The Merrill Lynch IIF World Mining Fund has been a favourite of Forsyth Partners for many years based on the managers' outstanding long-term performance. Despite strong inflows during the past year Evy Hambro and Graham Birch have managed to deliver solid returns, capitalising on the strong demand for resource stocks on the back of the widely discussed Chinese demand boom. Going forward the supply-demand equation for many commodities remains tight and there continues to be a case for investing in resources. China will remain an important demand driver with further support coming from the rest of Asia as well as the US. According to Hambro, concerns over Chinese demand earlier this year were overdone. He explains that demand will remain strong even with 0% GDP growth while, according to recent IMF predictions, the Chinese economy is expected to grow by 5% in 2005. Overall valuations remain compelling, especially as the long-term prices for metals are being marked higher.
It is important to note that, unlike many of its competitors, the fund does not invest in energy stocks and returns have consequently been more muted than some of these competitors.
Lead manager Evy Hambro joined Merrill Lynch as a graduate in 1994 and has worked with the Natural Resources teams based in London, Australia and Canada. He has managed the MLIIF World Gold Fund since December 2001. The London-based team is supported by Merrill Lynch's global fund management operations and a number of external brokers.
The fund invests primarily in shares of mining and metals companies throughout the world. Hambro looks for natural resources companies demonstrating attractive value, which he believes offer the best exposure to commodity prices with an acceptable level of risk. He tends to focus on mainstream mining companies using proven technological concepts and will avoid exposure to exploration investments.

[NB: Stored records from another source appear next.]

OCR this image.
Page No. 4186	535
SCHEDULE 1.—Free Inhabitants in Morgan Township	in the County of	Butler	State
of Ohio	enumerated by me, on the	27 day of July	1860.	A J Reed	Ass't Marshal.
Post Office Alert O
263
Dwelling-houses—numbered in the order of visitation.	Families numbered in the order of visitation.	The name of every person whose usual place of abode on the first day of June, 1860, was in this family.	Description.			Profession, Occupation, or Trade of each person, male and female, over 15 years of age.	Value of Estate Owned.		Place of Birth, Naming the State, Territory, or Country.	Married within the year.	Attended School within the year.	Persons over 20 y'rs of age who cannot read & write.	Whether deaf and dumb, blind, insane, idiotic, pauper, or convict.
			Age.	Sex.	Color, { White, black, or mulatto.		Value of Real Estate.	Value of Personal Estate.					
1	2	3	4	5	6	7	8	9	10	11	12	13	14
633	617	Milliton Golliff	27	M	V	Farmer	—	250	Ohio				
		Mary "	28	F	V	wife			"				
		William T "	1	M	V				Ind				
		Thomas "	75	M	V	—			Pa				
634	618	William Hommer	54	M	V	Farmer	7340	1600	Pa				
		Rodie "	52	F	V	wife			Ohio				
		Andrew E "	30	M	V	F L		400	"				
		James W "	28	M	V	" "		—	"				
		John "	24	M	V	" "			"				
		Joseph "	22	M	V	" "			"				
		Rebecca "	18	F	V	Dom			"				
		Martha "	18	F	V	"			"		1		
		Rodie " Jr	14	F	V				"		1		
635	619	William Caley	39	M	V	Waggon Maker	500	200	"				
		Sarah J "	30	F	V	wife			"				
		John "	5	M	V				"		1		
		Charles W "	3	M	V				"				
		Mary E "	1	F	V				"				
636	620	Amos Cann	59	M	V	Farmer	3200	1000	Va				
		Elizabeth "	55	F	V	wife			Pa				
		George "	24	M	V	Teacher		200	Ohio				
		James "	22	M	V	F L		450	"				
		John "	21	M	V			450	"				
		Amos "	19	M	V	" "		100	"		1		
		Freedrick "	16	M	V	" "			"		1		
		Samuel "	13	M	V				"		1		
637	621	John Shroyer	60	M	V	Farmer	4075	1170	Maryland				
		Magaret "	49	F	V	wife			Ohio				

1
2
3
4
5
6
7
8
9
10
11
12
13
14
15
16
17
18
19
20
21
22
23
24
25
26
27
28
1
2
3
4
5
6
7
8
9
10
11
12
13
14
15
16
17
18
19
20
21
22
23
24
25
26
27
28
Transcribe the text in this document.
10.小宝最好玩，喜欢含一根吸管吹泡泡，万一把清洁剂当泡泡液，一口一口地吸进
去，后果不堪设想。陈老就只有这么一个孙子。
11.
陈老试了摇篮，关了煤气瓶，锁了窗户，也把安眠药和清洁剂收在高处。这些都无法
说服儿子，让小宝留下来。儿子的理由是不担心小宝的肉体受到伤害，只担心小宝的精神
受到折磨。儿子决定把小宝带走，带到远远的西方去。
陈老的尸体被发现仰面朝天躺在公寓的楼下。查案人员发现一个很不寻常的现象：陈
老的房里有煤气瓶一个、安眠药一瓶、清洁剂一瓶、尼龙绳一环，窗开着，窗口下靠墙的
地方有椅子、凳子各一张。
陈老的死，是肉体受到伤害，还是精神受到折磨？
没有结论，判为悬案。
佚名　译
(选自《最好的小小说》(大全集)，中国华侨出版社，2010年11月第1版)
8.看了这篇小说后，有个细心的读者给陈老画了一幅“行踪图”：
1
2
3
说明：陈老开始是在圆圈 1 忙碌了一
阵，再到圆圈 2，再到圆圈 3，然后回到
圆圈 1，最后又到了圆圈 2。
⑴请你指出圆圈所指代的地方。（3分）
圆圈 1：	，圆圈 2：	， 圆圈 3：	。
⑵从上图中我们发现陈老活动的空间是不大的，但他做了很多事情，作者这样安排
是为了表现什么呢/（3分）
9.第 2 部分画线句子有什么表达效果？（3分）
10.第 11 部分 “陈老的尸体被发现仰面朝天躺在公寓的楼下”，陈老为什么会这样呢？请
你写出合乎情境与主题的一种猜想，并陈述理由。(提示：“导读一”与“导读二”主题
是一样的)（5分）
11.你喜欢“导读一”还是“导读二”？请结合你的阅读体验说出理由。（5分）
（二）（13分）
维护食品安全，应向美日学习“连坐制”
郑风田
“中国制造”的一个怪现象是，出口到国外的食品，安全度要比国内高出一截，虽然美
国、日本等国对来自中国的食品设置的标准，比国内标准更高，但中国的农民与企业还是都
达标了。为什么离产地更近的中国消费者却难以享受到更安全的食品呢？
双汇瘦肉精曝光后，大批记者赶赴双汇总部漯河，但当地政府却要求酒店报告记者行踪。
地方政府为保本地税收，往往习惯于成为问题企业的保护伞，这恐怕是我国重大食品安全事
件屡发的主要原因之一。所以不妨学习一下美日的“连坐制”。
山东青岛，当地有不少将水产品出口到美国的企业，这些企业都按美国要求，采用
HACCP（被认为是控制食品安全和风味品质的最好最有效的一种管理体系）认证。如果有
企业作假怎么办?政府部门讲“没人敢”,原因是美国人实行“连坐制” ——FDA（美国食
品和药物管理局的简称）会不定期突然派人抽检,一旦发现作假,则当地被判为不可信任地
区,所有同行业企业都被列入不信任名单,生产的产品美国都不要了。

Over 1,000 companies are initially screened though broker research, company meetings and mine site visits. The 250 most attractive companies will then be analysed by the team; considering the investment arithmetic, the commodity price leverage and the quality of assets. As value investing can often lead to overweight country exposure, the manager will assess deviation from the benchmark index and will attempt to limit portfolio's exposure to high risk areas. In terms of portfolio construction, the manager will exploit commodity price risk, country risk, development risk and exploration risk. A portfolio of 35-45 counters will be constructed after full consideration of country factors and operational risk. The 10 largest holdings will typically make up over 50% of assets and portfolio turnover will usually be low. Core holdings will be trimmed and increased on valuation grounds.